3. Mental Acts and Mental Actions. I claim that there are three classes of actions: overt physical actions (e.g., dousing a dog with gasoline), speech-actions (more commonly known as speech-acts) such as threatening verbally to douse a dog with gasoline, and mental actions, e.g., the harboring, maintaining, elaborating, embellishing, etc. of the thought of dousing a dog with gasoline and setting the critter on fire. These mental actions, as doings, are under the direct control of the will and are therefore not removed from the purview of moral evaluation by the Ought imples Can principle, which both Peter and I accept. But I am not claiming that mental ACTS are so subject. For example, the mere occurrence of the thought when it first arises is a mental act, i.e., a conscious intentional state. The same goes for the noting, in reflection, of the presence in my mind of the thought. That is not a doing, but a mere noting. I simply note that the thought is present to my awareness. The harboring, maintaining, elaborating, etc of the initial thought in a series of further thoughts involves mental doings.
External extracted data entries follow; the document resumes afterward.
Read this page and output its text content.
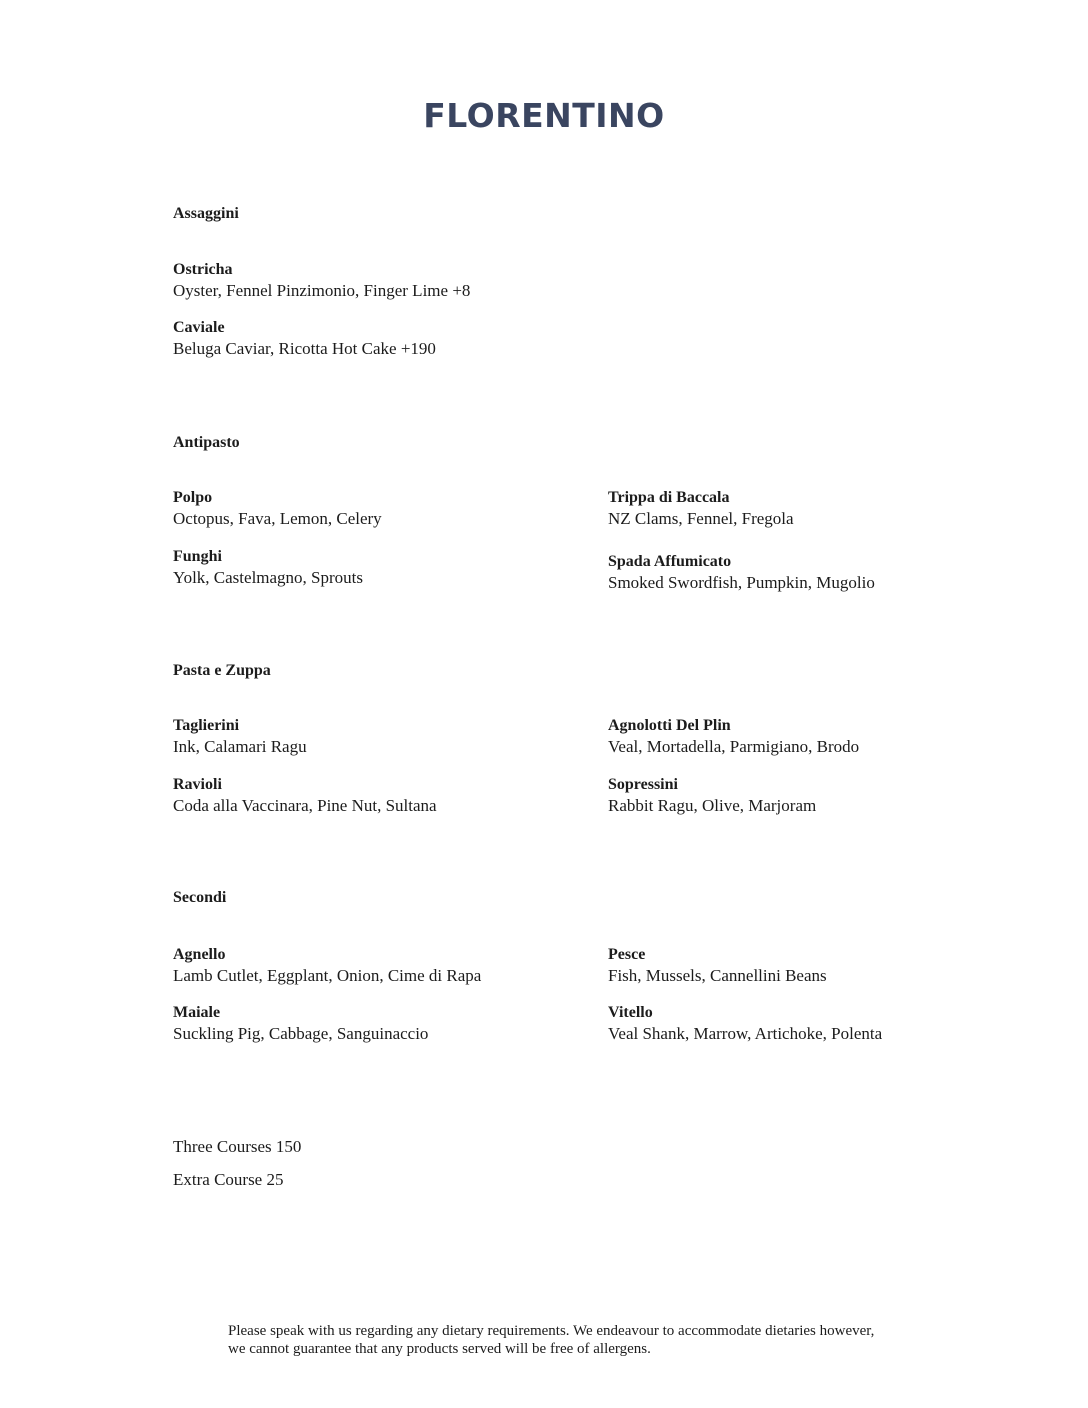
FLORENTINO
Assaggini
Ostricha
Oyster, Fennel Pinzimonio, Finger Lime +8
Caviale
Beluga Caviar, Ricotta Hot Cake +190
Antipasto
Polpo
Octopus, Fava, Lemon, Celery
Funghi
Yolk, Castelmagno, Sprouts
Trippa di Baccala
NZ Clams, Fennel, Fregola
Spada Affumicato
Smoked Swordfish, Pumpkin, Mugolio
Pasta e Zuppa
Taglierini
Ink, Calamari Ragu
Ravioli
Coda alla Vaccinara, Pine Nut, Sultana
Agnolotti Del Plin
Veal, Mortadella, Parmigiano, Brodo
Sopressini
Rabbit Ragu, Olive, Marjoram
Secondi
Agnello
Lamb Cutlet, Eggplant, Onion, Cime di Rapa
Maiale
Suckling Pig, Cabbage, Sanguinaccio
Pesce
Fish, Mussels, Cannellini Beans
Vitello
Veal Shank, Marrow, Artichoke, Polenta
Three Courses 150
Extra Course 25
Please speak with us regarding any dietary requirements. We endeavour to accommodate dietaries however, we cannot guarantee that any products served will be free of allergens.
An action is something one can decide to do or leave undone. If so, then it seems clear that there are mental actions, e.g., deliberating how to kill the neighbor's dog. Hearing the dog bark, on the other hand, is not a mental action but a mental act: it is an occurrent episode of intentional awareness. One does not decide to hear or not hear the barking of a dog. Wilfrid Sellars is good on the distinction between mental acts and mental actions. See Science and Metaphysics: Variations on Kantian Themes, Routledge 1968, p. 74.
4. My Thesis, then, is that some thoughts which are mental actions are subject to moral evaluation. Thus the thoughts involved in deliberating how most effectively to seduce my neighbor's wife or kill his dog are mental actions, and are, as such, under the control of the will and morally evaluable as either morally acceptable or the opposite. If Peter is denying this, then he is saying that NO thoughts which are mental actions are subject to moral evaluation as either morally acceptable or the opposite, which is equivalent to saying that ALL thoughts are morally neutral or indifferent. Would not Peter need to argue for such a sweeping assertion?
I won't now repeat or refine my arguments for my main thesis. My present purpose is merely to state the thesis clearly. Peter can tell me whether he thinks it is now clear enough to evaluate.